The exit leads you straight onto the Royal Mile which is just an extension of a tourist trap with souvenier shops and overpriced cafes. I wanted to hit up the Royal Museum of Scotland though so I didn't linger too long although I did make a brief stop at the Writers' Museum and saw a short Robert Louis Stevenson display.
At the Royal Museum, they are having a special exhibit focusing on the last Tsar and Tsarina of Russia (from before the Revolution). For some reason, it greatly interested me and I purchased a ticket. The whole exhibit engrossed me though.. I think the story tends to attract a lot of people because of how close the whole family was and because of the weird stuff that surrounds them (such as how close Rasputin got to the family, how the son had a sickness, and the whole family's eventual murder). It was definitely one of my favorite things that I've seen since I've gotten here.
The exhibit actually greatly depressed me, to see how close this family was and how it all ended. Quite unfortunate. I had little motivation to see the rest of the museum so I headed back to the city center where there's a park. I did some people watching, postcard writing, and reading (which greatly helped my mood) before deciding to hit up Marks & Spencers food bin for dinner. I kept reading about it in this British book I was reading so curiosity finally got the better of me.
Holy crud, I'm going there everyday! The food is pretty reasonably priced (considering it's the UK), it's tasty, and they talk about using sustainable farming (even the local grocery store's own brand is organic... like that's all they offer, how rad is that?). I love it, there's so much I still want to try and I pretty much refuse to eat in any restaurants till I leave. Grand!

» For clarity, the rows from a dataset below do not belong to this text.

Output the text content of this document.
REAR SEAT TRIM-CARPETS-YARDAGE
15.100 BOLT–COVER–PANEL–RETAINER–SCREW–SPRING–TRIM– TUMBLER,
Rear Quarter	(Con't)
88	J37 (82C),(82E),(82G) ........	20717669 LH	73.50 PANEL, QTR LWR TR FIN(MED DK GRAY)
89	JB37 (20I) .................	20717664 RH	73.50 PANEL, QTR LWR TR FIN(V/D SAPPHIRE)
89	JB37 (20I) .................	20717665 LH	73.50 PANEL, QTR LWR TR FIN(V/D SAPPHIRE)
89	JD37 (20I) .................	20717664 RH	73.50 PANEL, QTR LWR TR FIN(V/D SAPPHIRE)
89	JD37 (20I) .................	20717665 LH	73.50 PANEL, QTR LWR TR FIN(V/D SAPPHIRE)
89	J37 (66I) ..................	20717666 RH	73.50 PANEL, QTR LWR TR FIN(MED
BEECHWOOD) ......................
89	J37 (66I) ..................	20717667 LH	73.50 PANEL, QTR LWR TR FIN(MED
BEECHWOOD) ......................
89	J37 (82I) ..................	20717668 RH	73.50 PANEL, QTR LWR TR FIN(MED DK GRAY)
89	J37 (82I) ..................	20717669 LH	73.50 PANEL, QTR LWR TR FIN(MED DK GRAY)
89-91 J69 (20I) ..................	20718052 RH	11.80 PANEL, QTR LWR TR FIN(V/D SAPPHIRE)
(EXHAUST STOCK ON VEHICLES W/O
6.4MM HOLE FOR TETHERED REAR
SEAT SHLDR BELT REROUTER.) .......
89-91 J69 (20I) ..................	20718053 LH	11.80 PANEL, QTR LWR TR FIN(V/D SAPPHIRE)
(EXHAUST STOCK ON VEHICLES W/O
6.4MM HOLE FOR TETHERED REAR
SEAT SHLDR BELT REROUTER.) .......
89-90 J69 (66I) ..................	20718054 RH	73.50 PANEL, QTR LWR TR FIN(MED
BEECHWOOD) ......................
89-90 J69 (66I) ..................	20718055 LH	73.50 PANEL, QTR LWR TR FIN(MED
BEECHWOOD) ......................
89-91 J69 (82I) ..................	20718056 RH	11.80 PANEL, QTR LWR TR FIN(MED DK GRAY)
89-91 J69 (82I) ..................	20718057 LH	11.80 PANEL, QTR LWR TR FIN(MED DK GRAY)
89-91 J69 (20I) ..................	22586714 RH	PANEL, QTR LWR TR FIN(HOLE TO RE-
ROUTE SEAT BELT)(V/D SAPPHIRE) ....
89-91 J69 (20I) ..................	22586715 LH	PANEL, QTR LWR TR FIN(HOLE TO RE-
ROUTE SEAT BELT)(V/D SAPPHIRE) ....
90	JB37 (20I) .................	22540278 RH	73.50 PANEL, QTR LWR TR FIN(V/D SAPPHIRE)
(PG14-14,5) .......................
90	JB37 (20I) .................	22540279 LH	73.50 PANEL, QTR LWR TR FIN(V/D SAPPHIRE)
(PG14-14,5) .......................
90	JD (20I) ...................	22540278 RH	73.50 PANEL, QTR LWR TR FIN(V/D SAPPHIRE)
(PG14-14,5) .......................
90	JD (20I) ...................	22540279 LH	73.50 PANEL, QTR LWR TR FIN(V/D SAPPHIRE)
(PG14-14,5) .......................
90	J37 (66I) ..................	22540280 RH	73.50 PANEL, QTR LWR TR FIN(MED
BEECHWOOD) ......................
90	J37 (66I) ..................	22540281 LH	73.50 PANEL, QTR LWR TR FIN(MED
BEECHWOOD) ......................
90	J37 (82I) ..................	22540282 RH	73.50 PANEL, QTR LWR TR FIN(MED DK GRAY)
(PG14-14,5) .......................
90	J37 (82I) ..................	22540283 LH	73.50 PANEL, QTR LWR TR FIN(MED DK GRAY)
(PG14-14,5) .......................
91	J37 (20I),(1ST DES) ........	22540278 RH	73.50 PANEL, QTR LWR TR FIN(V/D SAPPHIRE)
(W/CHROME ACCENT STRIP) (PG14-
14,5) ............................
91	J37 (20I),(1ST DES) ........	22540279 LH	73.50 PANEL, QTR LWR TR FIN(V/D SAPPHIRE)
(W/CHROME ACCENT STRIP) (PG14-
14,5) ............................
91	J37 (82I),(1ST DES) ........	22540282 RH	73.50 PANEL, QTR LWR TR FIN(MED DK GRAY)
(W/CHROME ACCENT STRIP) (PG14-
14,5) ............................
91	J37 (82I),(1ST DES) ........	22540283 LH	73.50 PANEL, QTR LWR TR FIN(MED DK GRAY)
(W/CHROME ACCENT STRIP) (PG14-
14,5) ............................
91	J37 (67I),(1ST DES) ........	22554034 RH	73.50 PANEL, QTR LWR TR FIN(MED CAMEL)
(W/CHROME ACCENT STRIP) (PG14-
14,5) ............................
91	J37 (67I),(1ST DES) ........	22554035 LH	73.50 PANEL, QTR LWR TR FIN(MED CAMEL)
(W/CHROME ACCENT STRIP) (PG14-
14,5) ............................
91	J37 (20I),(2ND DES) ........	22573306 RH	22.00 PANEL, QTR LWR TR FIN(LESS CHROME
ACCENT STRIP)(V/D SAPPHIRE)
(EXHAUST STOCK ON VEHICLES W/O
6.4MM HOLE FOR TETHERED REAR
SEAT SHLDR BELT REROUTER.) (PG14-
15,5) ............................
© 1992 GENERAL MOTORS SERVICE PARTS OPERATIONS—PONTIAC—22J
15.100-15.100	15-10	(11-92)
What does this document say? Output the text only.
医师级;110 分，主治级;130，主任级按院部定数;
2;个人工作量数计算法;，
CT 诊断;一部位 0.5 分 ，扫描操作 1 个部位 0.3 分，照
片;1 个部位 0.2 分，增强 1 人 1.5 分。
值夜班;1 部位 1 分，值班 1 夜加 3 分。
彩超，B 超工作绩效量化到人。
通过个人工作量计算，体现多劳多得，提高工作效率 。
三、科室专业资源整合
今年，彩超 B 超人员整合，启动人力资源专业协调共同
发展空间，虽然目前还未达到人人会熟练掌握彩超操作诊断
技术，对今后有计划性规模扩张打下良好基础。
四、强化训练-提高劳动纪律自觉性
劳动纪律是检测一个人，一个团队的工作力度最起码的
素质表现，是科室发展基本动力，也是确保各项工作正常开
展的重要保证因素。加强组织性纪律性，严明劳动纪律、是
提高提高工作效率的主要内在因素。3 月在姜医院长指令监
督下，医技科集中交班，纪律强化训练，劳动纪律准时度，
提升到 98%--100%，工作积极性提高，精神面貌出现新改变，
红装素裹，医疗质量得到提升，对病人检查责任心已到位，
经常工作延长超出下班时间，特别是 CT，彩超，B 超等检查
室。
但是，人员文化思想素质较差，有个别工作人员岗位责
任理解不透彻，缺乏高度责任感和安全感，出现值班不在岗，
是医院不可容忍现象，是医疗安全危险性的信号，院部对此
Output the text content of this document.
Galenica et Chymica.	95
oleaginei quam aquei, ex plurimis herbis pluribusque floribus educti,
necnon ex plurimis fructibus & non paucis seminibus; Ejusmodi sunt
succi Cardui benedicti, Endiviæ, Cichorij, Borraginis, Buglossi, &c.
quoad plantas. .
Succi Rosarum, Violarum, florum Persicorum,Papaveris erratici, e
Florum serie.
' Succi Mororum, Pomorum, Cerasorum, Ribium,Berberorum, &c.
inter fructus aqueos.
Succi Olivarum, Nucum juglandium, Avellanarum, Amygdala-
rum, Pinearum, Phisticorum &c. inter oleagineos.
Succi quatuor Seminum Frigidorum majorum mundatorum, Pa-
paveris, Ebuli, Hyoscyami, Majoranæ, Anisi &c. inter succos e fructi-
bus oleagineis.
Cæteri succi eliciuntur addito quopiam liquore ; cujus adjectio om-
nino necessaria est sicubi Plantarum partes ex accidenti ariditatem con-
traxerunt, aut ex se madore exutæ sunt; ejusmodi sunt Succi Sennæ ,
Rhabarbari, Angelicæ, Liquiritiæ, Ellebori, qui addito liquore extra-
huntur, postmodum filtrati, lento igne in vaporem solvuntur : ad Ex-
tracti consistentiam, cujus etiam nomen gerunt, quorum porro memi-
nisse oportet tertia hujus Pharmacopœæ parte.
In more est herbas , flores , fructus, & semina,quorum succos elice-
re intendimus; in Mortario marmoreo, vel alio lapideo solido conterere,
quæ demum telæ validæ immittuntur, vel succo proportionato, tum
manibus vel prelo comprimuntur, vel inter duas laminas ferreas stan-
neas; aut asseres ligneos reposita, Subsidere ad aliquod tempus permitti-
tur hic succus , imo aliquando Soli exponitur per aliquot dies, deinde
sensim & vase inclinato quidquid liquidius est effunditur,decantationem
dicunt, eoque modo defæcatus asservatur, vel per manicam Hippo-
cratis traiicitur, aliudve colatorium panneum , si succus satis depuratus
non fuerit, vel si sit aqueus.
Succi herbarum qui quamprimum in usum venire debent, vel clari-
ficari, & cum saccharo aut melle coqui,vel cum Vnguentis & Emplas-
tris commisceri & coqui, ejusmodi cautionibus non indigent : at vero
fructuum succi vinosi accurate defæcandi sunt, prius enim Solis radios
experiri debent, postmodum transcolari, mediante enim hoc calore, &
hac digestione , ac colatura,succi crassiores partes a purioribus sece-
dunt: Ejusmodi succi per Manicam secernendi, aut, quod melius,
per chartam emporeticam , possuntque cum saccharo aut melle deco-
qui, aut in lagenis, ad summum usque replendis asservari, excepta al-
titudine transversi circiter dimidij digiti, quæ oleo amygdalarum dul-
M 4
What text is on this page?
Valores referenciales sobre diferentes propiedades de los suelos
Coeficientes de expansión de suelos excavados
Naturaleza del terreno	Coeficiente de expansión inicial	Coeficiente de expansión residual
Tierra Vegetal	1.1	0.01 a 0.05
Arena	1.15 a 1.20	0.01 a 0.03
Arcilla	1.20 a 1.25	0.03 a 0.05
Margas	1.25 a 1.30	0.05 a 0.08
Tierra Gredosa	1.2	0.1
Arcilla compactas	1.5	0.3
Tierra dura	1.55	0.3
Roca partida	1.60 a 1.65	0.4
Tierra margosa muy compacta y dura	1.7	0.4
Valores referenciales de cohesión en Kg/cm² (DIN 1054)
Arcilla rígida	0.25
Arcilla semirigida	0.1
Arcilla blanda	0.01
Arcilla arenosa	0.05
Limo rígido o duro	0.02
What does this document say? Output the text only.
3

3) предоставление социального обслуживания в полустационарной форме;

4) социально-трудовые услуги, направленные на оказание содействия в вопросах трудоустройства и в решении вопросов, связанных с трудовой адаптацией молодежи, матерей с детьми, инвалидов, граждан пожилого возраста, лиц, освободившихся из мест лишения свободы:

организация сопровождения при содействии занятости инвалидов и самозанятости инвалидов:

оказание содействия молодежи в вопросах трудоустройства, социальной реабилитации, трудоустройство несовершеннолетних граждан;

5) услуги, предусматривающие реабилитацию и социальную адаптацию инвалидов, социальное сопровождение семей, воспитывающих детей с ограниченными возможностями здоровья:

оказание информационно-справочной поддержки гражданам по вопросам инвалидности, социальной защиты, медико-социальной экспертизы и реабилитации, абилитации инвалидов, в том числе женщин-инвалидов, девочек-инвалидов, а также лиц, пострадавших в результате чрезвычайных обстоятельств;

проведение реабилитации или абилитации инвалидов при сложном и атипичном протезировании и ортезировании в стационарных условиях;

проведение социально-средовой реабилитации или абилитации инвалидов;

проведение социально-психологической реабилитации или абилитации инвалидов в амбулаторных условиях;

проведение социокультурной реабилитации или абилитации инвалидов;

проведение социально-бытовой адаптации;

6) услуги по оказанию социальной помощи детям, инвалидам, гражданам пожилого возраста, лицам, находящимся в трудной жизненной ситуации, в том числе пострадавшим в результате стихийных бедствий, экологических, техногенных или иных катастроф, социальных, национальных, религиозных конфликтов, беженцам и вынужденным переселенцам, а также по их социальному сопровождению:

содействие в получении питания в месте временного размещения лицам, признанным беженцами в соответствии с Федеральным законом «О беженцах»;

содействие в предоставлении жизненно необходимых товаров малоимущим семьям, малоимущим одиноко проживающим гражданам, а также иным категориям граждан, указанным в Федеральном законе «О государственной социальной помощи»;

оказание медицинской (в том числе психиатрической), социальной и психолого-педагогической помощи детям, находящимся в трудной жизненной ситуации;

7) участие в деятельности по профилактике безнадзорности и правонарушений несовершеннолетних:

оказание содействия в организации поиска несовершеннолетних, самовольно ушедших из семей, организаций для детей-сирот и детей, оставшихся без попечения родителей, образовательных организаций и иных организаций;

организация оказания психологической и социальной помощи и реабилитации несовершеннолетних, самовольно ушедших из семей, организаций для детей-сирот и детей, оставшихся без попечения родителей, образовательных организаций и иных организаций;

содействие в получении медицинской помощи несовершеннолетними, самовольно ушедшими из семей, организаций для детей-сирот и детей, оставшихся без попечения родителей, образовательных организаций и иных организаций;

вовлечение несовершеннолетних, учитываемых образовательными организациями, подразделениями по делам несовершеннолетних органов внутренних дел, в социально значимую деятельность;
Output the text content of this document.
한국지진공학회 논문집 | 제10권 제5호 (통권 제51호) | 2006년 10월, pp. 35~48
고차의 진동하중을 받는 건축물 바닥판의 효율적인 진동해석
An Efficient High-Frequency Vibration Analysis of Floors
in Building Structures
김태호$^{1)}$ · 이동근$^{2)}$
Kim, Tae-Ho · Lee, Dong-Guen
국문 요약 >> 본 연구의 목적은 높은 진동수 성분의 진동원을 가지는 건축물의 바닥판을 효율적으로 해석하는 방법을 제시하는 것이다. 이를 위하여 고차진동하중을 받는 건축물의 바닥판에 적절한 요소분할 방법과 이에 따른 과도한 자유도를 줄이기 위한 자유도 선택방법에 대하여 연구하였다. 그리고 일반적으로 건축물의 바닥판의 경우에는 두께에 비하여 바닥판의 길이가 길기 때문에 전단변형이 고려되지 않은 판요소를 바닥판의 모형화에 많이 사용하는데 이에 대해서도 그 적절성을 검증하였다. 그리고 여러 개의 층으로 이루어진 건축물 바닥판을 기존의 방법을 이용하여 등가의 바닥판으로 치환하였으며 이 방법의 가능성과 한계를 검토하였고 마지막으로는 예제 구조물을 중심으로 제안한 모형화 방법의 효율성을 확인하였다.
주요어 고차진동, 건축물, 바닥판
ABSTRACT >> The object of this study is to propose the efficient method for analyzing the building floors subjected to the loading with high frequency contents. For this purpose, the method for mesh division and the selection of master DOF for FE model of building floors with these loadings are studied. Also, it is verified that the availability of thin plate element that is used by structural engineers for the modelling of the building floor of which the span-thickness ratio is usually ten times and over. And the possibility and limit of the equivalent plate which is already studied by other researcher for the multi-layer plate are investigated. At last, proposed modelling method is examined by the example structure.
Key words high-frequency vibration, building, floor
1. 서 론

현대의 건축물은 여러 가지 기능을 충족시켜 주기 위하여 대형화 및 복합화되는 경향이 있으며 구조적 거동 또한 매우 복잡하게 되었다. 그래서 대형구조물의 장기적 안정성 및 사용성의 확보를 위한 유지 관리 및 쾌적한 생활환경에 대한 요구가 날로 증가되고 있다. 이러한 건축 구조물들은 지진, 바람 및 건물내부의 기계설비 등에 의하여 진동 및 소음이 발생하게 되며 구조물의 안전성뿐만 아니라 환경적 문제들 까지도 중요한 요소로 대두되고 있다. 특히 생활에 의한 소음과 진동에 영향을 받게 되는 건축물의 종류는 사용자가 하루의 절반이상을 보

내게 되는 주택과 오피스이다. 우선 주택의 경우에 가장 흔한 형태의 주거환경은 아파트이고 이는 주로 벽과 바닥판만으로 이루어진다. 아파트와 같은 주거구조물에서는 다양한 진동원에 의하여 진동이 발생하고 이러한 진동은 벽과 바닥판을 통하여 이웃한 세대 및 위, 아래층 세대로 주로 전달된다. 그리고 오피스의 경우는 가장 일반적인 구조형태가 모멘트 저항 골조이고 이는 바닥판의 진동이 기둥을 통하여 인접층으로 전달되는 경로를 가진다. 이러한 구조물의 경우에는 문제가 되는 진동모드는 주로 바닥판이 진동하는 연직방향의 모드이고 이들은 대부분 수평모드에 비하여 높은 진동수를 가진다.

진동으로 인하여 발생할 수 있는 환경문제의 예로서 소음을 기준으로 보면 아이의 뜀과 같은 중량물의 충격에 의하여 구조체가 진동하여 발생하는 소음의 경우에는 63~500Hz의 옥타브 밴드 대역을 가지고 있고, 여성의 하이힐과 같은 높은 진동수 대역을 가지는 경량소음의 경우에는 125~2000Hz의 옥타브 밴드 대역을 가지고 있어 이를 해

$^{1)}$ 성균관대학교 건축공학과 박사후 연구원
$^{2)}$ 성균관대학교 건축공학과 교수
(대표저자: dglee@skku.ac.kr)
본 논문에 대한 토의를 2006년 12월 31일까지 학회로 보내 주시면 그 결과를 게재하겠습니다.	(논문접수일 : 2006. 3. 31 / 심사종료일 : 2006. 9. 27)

It's barely 7:30 and I'm already falling asleep. Aye, I think it's time to go outside.
Peeeaaace!
1 comment:
I went to the Czar exhibition about a week before you Salina! I thought it was impressive (I especially liked the museum's facade) but there was too many diamonds, crowns & dresses for my liking. Oh, & the repetitive background music really pissed me off! His death was tyranicide, he deserved it for being undemocratic. The family photos were touching though. I've never been to the castle before despite living an hour away &, after what you said, I doubt I'll ever go!!